Без сомнения, когда черкес привыкнет, то и он может сделаться хорошим земледельцем; в таком деле нужно время. Черкес-хозяин говорил немного по-русски и, казалось, был доволен своим новым положением. Тимофей Тимофеич обрадовался, когда я с сыновьями уселись в тарантас; жена моя с дочерью не выходили из коляски. Чрез час мы въехали во Владикавказ, где были приняты в доме коменданта, полковника Широкова, получившего письмо о нашем приезде; кроме того, добрые родные прислали к нам навстречу верного старого слугу Никифора Гребенника с полным кошельком простых и двойных абазов -- грузинской монеты ценностью и весом в 20 и в 40 копеек серебром для раздачи услужливым проводникам чрез горы.

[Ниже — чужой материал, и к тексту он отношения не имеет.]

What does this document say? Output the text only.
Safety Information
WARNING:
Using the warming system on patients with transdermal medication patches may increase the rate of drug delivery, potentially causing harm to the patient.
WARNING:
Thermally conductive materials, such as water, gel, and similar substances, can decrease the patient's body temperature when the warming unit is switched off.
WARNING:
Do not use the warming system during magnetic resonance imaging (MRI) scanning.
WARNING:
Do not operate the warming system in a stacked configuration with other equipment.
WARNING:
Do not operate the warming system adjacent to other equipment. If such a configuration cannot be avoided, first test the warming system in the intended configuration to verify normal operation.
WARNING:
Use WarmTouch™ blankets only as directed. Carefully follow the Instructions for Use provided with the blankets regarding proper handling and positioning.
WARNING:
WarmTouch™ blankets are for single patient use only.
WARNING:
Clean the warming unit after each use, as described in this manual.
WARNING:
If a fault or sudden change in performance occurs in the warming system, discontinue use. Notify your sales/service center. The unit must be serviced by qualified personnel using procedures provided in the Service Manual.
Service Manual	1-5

Владикавказ, у подножия Кавказских гор, на берегу Терека, довольно населенный город: имеет 4000 жителей, несколько улиц, больницу и запасные магазины. Я пошел на кладбище, чтобы отыскать могилу П. П. Коновницына, узнав прежде от сестры его Е. П. Нарышкиной, что из Петербурга мать отправила металлическую доску с надписью. Долго ходил, искал и не нашел его могилы. Священник и причетник указали мне место и рассказали, что он проездом заболел, лежал в больнице и умер от холеры. Эта болезнь свирепствовала до такой степени, что в сутки умирало до ста и более человек, так что не успевали хоронить порознь и положить тела в гроб, но рыли общую могилу и зарывали тела сотнями, как на поле битвы.